2.2 Chromothripsis in patients with pNENs

Chromothripsis has been reported to potentially lead to the rapid malignant progression of some tumors. In our study, we analyzed the occurrence of chromothripsis in pNENs. In total, 14 out of 55 patients had chromothripsis involving different chromosomes. We detected chromothripsis on chromosome 9 in eight cases, chromosome 8 in seven cases, chromosome 1 in six cases, chromosome 4/5/19 in five cases, chromosome 2/6/11 in four cases, chromosome 7/10 in three cases, chromosome 3/13/18/20/21 in two cases, and chromosome 12/14/15/16/17 in one case (Figure 1B). Chromothripsis-positive patients presented a higher TP53 alteration (p < 0.001) and most of them (10 out of 14) were in the pNECs group (p = 0.001). However, there was no significant difference in DDR alteration (p = 0.702) and liver metastasis (ENETS Stage IV) at pathological diagnosis (p = 0.098) (Table 2).
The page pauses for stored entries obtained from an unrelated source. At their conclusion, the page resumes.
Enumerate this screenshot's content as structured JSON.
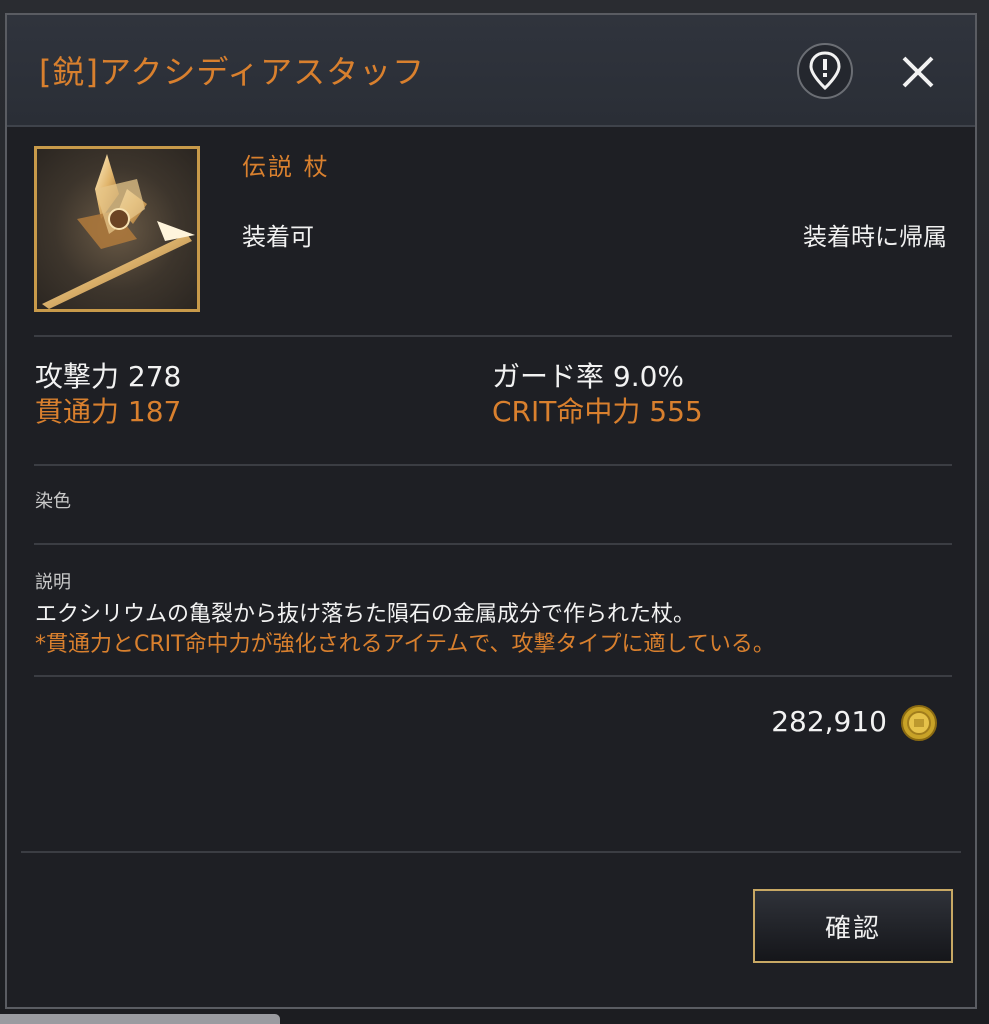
{
  "item": {
    "title": "[鋭]アクシディアスタッフ",
    "rarity_type": "伝説  杖",
    "equip_status": "装着可",
    "bind_status": "装着時に帰属",
    "thumbnail_icon": "staff-weapon-icon"
  },
  "stats": [
    {
      "label": "攻撃力 278",
      "color": "white"
    },
    {
      "label": "ガード率 9.0%",
      "color": "white"
    },
    {
      "label": "貫通力 187",
      "color": "orange"
    },
    {
      "label": "CRIT命中力 555",
      "color": "orange"
    }
  ],
  "dye": {
    "label": "染色"
  },
  "description": {
    "label": "説明",
    "line1": "エクシリウムの亀裂から抜け落ちた隕石の金属成分で作られた杖。",
    "line2": "*貫通力とCRIT命中力が強化されるアイテムで、攻撃タイプに適している。"
  },
  "price": {
    "value": "282,910",
    "currency_icon": "gold-coin-icon"
  },
  "buttons": {
    "confirm": "確認",
    "pin_icon": "map-pin-alert-icon",
    "close_icon": "close-icon"
  },
  "colors": {
    "accent_orange": "#d9802e",
    "button_border": "#c8a864",
    "thumbnail_border": "#c89a4a"
  }
}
TABLE 2. Comparison of patients with/without chromothripsis.
Chromothripsis positive Chromothripsis negative
(N = 14) (N = 41)
Total No. (%) No. (%) p Value
Any DDR alterations 0.702
Yes 29 8 (28%) 21 (72%)
No 26 6 (23%) 20 (77%)
TP53 alteration <0.001
Yes 11 9 (82%) 2 (18%)
No 44 5 (11%) 39 (89%)
Diagnosis category 0.001
pNETs 38 3 (8%) 35 (92%)
pNECs 13 10 (77%) 3 (23%)
Ambiguous cases 4 1 (25%) 3 (75%)
ENETS stage 0.098
I/II/III 38 7 (18%) 31 (82%)
IV 17 7 (41%) 10 (59%)
  • a It was evaluated on the day of pathological diagnosis.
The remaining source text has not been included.